SOUTH JORDAN - "Who?" asks Helen McCoy.
"Senator Chris Buttars," I say.
"I don't know much about him," says McCoy, a 13-year resident of South Jordan unloading groceries outside Smith's.
She's not the only one.
I went to Buttars' district Wednesday to try to find out who is voting for him.
In the course of one week, the West Jordan Republican has managed to become the craggy face of homophobia and racism in Utah. Never one to pause before he speaks, Buttars tried to one-up another senator's joke Tuesday on the Senate floor. "This baby is black. It's a dark, ugly thing," he said.
And Utah let out a collective gasp.
Suddenly a legislator who for years has wallowed in his disgust for gay Utahns - and Planned Parenthood and high school science teachers for that matter - had gone too far. Passing out a flier with graphic descriptions of gay sex on the Senate floor didn't raise an eyebrow a few years ago. But his attempt to bask in another lawmaker's lame joke was too much.

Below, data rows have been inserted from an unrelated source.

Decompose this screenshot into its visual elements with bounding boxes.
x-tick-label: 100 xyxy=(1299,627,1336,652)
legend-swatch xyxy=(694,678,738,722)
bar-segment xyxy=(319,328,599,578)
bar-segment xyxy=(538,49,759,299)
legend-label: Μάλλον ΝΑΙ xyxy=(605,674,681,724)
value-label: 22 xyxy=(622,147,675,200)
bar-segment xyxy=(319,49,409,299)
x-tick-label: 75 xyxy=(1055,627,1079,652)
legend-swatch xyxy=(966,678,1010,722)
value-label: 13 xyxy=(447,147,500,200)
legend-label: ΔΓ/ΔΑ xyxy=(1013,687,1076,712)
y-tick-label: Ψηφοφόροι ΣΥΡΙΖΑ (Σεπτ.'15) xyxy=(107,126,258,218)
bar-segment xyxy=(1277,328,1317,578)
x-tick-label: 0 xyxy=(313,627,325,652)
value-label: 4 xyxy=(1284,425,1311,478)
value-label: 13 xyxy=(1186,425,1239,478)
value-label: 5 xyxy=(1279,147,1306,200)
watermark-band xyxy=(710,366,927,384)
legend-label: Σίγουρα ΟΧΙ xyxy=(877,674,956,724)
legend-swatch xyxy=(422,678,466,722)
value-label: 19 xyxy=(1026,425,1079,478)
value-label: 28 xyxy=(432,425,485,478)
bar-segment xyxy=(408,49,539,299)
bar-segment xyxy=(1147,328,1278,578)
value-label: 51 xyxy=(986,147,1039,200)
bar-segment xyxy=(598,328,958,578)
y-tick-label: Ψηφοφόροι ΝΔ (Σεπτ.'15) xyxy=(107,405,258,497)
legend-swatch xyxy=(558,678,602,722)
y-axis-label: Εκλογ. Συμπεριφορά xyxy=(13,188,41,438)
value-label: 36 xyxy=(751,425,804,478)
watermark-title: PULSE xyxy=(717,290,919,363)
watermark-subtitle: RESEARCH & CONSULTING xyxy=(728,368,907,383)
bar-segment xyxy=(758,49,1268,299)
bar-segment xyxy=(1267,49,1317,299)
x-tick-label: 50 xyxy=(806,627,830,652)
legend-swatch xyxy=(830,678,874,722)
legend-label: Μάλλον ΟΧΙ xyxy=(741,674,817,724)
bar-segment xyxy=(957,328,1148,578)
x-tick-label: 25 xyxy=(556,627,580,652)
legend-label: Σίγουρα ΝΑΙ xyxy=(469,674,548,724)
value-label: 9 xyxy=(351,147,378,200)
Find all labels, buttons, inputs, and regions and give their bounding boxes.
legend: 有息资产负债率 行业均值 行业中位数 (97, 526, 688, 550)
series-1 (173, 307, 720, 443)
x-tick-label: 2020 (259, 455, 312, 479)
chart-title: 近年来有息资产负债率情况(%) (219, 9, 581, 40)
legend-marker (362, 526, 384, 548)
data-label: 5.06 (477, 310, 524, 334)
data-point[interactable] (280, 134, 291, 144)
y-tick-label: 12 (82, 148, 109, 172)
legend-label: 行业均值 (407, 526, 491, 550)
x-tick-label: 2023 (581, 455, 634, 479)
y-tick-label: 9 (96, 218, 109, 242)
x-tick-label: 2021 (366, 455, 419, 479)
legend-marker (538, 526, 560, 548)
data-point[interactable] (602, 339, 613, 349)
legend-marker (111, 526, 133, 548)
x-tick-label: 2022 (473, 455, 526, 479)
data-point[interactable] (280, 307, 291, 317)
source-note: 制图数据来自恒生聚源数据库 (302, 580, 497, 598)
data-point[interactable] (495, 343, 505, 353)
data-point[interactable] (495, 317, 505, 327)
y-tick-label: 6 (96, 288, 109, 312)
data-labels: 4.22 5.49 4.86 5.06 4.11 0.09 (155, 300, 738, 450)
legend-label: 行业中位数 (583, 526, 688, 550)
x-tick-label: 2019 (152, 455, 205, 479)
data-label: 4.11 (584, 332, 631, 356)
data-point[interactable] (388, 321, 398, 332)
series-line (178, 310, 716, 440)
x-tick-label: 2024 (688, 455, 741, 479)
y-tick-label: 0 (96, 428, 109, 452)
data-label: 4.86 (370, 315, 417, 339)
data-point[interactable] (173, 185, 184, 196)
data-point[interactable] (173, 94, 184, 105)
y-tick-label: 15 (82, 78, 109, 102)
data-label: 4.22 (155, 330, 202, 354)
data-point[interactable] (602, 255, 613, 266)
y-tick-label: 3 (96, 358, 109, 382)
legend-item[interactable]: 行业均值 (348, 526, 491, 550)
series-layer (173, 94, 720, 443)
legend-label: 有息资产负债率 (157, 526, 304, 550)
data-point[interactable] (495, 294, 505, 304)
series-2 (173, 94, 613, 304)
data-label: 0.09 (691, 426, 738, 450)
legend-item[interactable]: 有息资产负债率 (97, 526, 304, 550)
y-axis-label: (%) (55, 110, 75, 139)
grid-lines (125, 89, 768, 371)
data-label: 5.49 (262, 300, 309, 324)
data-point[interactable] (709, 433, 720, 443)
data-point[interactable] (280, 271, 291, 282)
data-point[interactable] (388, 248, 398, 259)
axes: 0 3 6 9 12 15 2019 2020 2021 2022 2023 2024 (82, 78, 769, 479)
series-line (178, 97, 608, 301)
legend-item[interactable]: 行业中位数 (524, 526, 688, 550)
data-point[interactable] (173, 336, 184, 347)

Of course, Buttars' Republican colleagues in the Senate didn't catch it at first. It took Salt Lake City Democratic Sen. Ross Romero to point out that the West Jordan Republican might have said something racist. Senate President John Valentine insisted Buttars apologize. So he did, with a classic deflection: "I apologize to anyone who took offense."
Buttars isn't the first Utah politician to trip up with a flip racial comment. U.S. Sen. Bob Bennett had to apologize 10 years ago after ruminating that the only thing that would stop then-Texas Gov. George W. Bush from becoming president was if a "black woman comes forward with an illegitimate child that he fathered." After arguing that black Americans, not gays, should be protected from discrimination because they have "no choice," Sen. Orrin Hatch apologized the same week - not to gays but to the NAACP.
But Buttars' history shows a long pattern of bad behavior.
This isn't his first bone-headed outburst. Two years ago, he told public radio station KCPW that the landmark desegregation case Brown v. Board of Education was "wrong to begin with." He called Sen. Scott McCoy "The Gay," when the Salt Lake City Democrat was appointed to the Legislature. One Salt Lake Tribune online poster calls him "Archie Buttars." He's more like former Alabama Gov. George Wallace - a festering relic of an uglier time.
His body of legislative work - directed every step along the way by Eagle Forum President Gayle Ruzicka - is equally damning. His most notable accomplishment is protecting Utah from gay marriage; he sponsored both a state law and a constitutional amendment. He was re-elected in 2004 on that record. Emboldened, he took on Gay-Straight Alliances in Utah high schools again and again. He signed on with evangelical evolution doubters in 2006 and sponsored a bill to require teaching "intelligent design" in high school science classes. His colleagues gave it a hearing before letting it die quietly.
This year, Buttars has carried on with his caricature of a statesman: sponsoring legislation to keep police misconduct files secret, nullify Salt Lake City's domestic-partnership registry and strip Planned Parenthood out of a bill meant to curb growing rates of chlamydia in Utah teens.
Two years ago, Buttars told The Salt Lake Tribune he didn't plan to run for a third term in 2008. Instead, he hopes to go on a mission for The Church of Jesus Christ of Latter-day Saints. After using campaign funds to fix his car, he still has $68,000 in political donations he can take with him when he leaves office.
In the meantime, his hand has been slapped.
This isn't the U.S. Congress and Buttars will not be treated like Strom Thurmond-loving Trent Lott. Conservative Utah legislators will not censure or expel one of their own - even if they should. Buttars provides cover: He sponsors the bills they are too squeamish to put their names on, but vote for in droves. And every so often, he says something that makes the rest of them look positively sophisticated.
Back in the middle of his district, I drive around aimlessly.
No one remembers voting for Chris Buttars.